A man and woman were shouting at each other under my bedroom window. It was early evening. The volume was so startling and the tone so charged that I jumped up from my couch to see if I needed to call the police. Was she in trouble?
I stayed out of sight, but listened and watched as this very large man and this woman of average build went at it, screaming nose to nose. It was vulgar. As it went on I realized she was more emotionally out of control. He seemed almost amused. At one point, while she was mid-rant, he leaned in and kissed her. I mean full out, French kissed her.
Passersby didn't know what to make of it. They were like me, it seemed, wondering if there was a situation here that warranted action. She kissed him back, then pulled away and resumed yelling. Soon it became clear to me that this was their dance.
As I went back to chilling on my couch, I thought about the song Blurred Lines and the fuss it caused a few years ago. Not the legal dustup that just happened with Marvin Gaye's family, but the one where some women felt this tune was a green light to rape. Their line of thinking is that there are no blurred lines. There's only yes and no.
But right outside my window I saw that isn't true. Of course there are blurred lines. Further, I believe it's essential that that be in the mix as this next wave of feminism sweeps in.
Recently at the Women in the World summit in New York, Hillary Clinton said this:
There has never been a better time in history to be born female.
As if she was reading my mind, she followed with:
Think about that.
I already was. That simple statement resonated deeply with me.
True confession.

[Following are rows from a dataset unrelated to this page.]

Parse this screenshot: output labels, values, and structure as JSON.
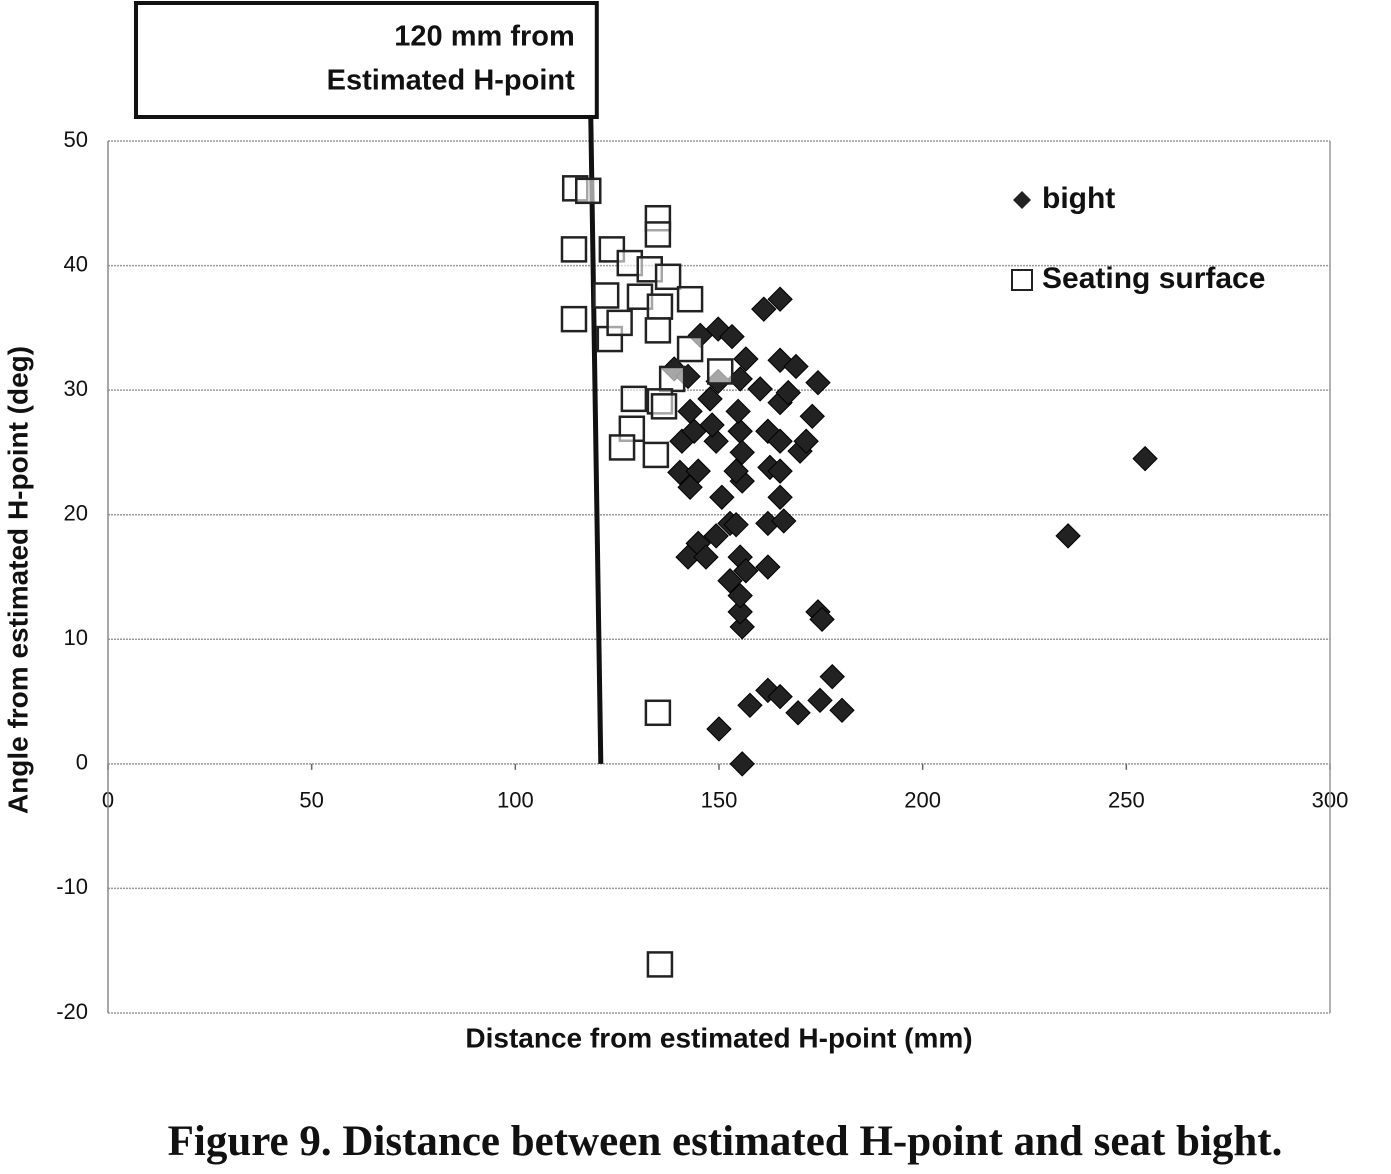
{
  "chart_data": {
    "type": "scatter",
    "x_label": "Distance from estimated H-point (mm)",
    "y_label": "Angle from estimated H-point (deg)",
    "caption": "Figure 9.  Distance between estimated H-point and seat bight.",
    "xlim": [
      0,
      300
    ],
    "xticks": [
      0,
      50,
      100,
      150,
      200,
      250,
      300
    ],
    "ylim": [
      -20,
      50
    ],
    "yticks": [
      -20,
      -10,
      0,
      10,
      20,
      30,
      40,
      50
    ],
    "grid": true,
    "legend": "upper right",
    "annotation": {
      "lines": [
        "120 mm from",
        "Estimated H-point"
      ],
      "x": 120
    },
    "series": [
      {
        "name": "bight",
        "marker": "diamond",
        "color": "#222222",
        "x": [
          254.6,
          235.7,
          155.7,
          150,
          157.6,
          162,
          165,
          169.4,
          174.8,
          177.8,
          180.2,
          174.3,
          175.3,
          155.7,
          155.2,
          155.2,
          152.7,
          155.2,
          162,
          156.6,
          142.4,
          144.9,
          146.8,
          149.3,
          152.7,
          154.2,
          162,
          165.9,
          150.7,
          165,
          142.9,
          140.4,
          144.9,
          155.7,
          154.2,
          162.5,
          165,
          140.9,
          143.9,
          149.3,
          148.3,
          155.2,
          155.7,
          162,
          165,
          169.9,
          171.4,
          142.9,
          147.8,
          154.7,
          165,
          167,
          172.9,
          139,
          142.4,
          149.8,
          155.2,
          160.1,
          174.3,
          156.6,
          165,
          168.9,
          145.4,
          149.8,
          153.2,
          161,
          165
        ],
        "values": [
          24.5,
          18.3,
          0,
          2.8,
          4.7,
          5.9,
          5.4,
          4.1,
          5.1,
          7.0,
          4.3,
          12.2,
          11.6,
          11.0,
          12.2,
          13.5,
          14.7,
          16.6,
          15.8,
          15.5,
          16.6,
          17.7,
          16.6,
          18.3,
          19.3,
          19.2,
          19.3,
          19.5,
          21.4,
          21.4,
          22.2,
          23.4,
          23.5,
          22.7,
          23.5,
          23.8,
          23.5,
          25.9,
          26.7,
          25.9,
          27.2,
          26.7,
          25.0,
          26.7,
          25.9,
          25.1,
          25.9,
          28.3,
          29.3,
          28.3,
          29.0,
          29.8,
          27.9,
          31.7,
          31.1,
          30.7,
          30.9,
          30.1,
          30.6,
          32.5,
          32.4,
          31.9,
          34.4,
          34.9,
          34.3,
          36.5,
          37.3
        ]
      },
      {
        "name": "Seating surface",
        "marker": "square",
        "color": "#222222",
        "x": [
          114.7,
          117.9,
          114.4,
          114.4,
          123.7,
          122.3,
          123.2,
          125.6,
          128.1,
          130.6,
          133,
          135,
          135,
          137.5,
          135.5,
          135,
          142.9,
          142.9,
          138.5,
          129.1,
          135.5,
          136.5,
          128.6,
          126.2,
          134.5,
          150.3,
          135,
          135.5
        ],
        "values": [
          46.2,
          46.0,
          41.3,
          35.7,
          41.3,
          37.6,
          34.1,
          35.4,
          40.2,
          37.5,
          39.7,
          43.8,
          42.5,
          39.1,
          36.7,
          34.8,
          37.3,
          33.3,
          30.9,
          29.3,
          29.1,
          28.7,
          26.9,
          25.4,
          24.8,
          31.5,
          4.1,
          -16.1
        ]
      }
    ]
  }
}
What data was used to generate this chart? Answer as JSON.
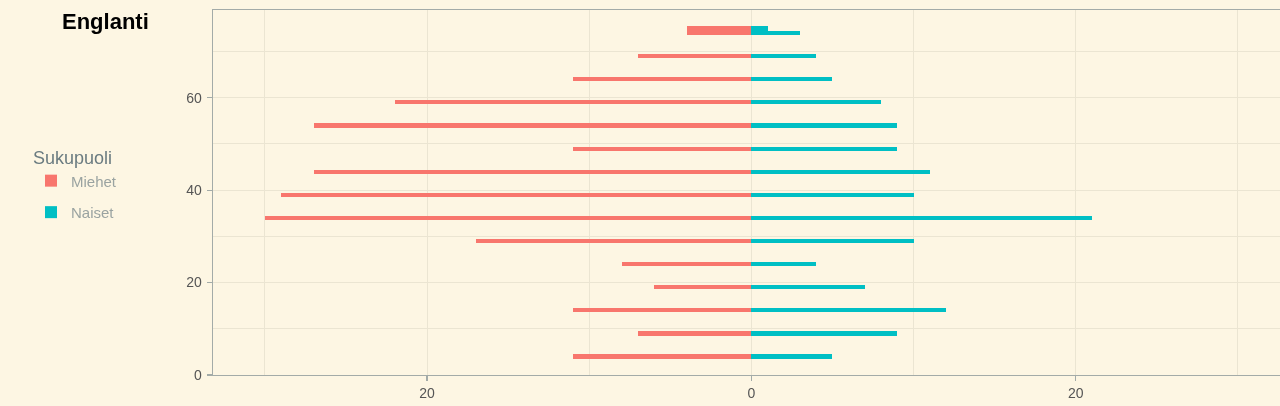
{
  "chart_data": {
    "type": "bar",
    "orientation": "horizontal",
    "stacked": true,
    "title": "Englanti",
    "legend_title": "Sukupuoli",
    "legend": "left",
    "grid": true,
    "x": [
      4,
      9,
      14,
      19,
      24,
      29,
      34,
      39,
      44,
      49,
      54,
      59,
      64,
      69,
      74,
      75
    ],
    "series": [
      {
        "name": "Miehet",
        "color": "#f8766d",
        "values": [
          -11,
          -7,
          -11,
          -6,
          -8,
          -17,
          -30,
          -29,
          -27,
          -11,
          -27,
          -22,
          -11,
          -7,
          -4,
          -4
        ]
      },
      {
        "name": "Naiset",
        "color": "#00bfc4",
        "values": [
          5,
          9,
          12,
          7,
          4,
          10,
          21,
          10,
          11,
          9,
          9,
          8,
          5,
          4,
          3,
          1
        ]
      }
    ],
    "xlim": [
      -33.2,
      32.6
    ],
    "xticks": [
      {
        "value": -30,
        "label": null
      },
      {
        "value": -20,
        "label": "20"
      },
      {
        "value": -10,
        "label": null
      },
      0,
      {
        "value": 10,
        "label": null
      },
      20,
      {
        "value": 30,
        "label": null
      }
    ],
    "ylim": [
      0,
      79
    ],
    "yticks": [
      0,
      {
        "value": 10,
        "label": null
      },
      20,
      {
        "value": 30,
        "label": null
      },
      40,
      {
        "value": 50,
        "label": null
      },
      60,
      {
        "value": 70,
        "label": null
      }
    ]
  }
}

Lately I've been getting discouraged about our progress as a nation on the feminist front. There's still so much backlash around that particular 'f' word. Stereotypes abound. I have been almost weary, feeling like I was at the forefront of the battle for years and now I'm tired. I know this won't get me into the activists' hall of fame, but I often find myself thinking I just want to relax and reap some rewards and leave it to the next generation to fix.
But I know I can't close my toolbox. I have too much wisdom now. I am better than ever at using the written word to express, illuminate, rant, wonder.
Right now, in this cultural moment, it feels like it's sexuality that is pushing through gender boundaries faster than most other issues. That's why a song like Blurred Lines, even that very concept, triggers so many different responses among forward-thinking women. The ability to paint feminists with a broad brush is slowly going away. And for those who didn't get that memo, well, they're beginning to sound shrill. Our sexuality is ours.
Take this, for example. The acclaimed Broad City series on Comedy Central opens with a scene where Ilana -- via Skype or FaceTime -- talks to her BFF Abbi. It is only a few minutes into it that we, the audience, realize she is doing so while straddled on top of her 'friends with benefits' guy in the middle of having sex. Yes, I am talking penetration happening while she is chatting on a device.
I was amused, but probably more shocked.